After the 2010 season there was a minor uproar about Jeter and his declining numbers. He was 36 and struggling at the plate, in the field and with his body. His All-Star appearance seemed like a lifetime achievement gift. Even more insulting to him, the Yankees asked Jeter to take a $7 million pay cut a few years after they gave A-Rod the largest contract (and now one of the clunkiest) in professional team sports history.

Well, the last two seasons were nothing short of solid redemption for the captain, and last year Jeter finished seventh in the MVP vote and hit .316 at age 38. This year, through all his injuries and re-injuries, he has tried to rehab through hard work and pride.

You wonder what's going through Jeter's mind as he watches the A-Rod disaster flick.

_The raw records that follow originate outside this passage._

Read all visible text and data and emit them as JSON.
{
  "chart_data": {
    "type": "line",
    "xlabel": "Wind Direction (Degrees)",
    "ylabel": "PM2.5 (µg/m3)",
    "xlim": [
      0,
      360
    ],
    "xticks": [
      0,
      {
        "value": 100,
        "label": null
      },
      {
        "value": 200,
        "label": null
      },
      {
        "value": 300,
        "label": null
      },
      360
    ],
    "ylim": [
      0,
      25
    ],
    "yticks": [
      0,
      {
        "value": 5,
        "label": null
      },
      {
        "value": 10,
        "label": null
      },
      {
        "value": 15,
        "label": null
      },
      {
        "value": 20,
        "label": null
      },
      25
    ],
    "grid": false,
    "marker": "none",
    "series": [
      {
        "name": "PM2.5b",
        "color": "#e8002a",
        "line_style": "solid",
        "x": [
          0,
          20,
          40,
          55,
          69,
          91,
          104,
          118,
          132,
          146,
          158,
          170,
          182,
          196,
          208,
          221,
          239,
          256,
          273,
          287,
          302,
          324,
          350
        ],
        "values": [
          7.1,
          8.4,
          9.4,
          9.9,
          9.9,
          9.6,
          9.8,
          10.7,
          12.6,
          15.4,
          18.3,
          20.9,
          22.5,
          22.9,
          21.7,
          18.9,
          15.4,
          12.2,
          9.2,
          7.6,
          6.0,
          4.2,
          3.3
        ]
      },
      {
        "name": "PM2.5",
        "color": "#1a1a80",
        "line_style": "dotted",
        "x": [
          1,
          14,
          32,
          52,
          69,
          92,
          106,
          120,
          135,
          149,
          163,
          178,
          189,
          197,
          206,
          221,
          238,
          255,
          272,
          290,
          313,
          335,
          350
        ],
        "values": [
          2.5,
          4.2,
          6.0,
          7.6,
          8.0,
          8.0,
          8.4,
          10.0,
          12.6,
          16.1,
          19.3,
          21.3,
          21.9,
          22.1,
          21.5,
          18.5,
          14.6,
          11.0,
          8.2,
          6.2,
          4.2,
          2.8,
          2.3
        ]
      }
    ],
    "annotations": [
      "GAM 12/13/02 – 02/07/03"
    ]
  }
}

Later this year, once his appeal is heard, A-Rod will do at least some time in Bud Selig's penitentiary, and another baseball all-timer will have been beaned by his own ego.

On Monday in Toronto, Jeter and A-Rod shared the field for the first time all season, causing A-Rod to say, "It's been a long time, way too long." A-Rod celebrated the moment by homering, and yet almost nine years to the day, a diving and painful catch by Jeter still trumps that. It wasn't the greatest catch in the history of baseball or the Yankees. And truthfully, the catch itself wasn't the most interesting part of that play.

When the ball was in the air, Alex Rodriguez saw opportunity slip, or rather, he let it slip. And right there, we saw how someone with 650 home runs and over $300 million in career earnings will be haunted by an inability to achieve something that proved to be beyond even his considerable skills.

We saw that Alex Rodriguez could not, then and especially now, be Derek Jeter.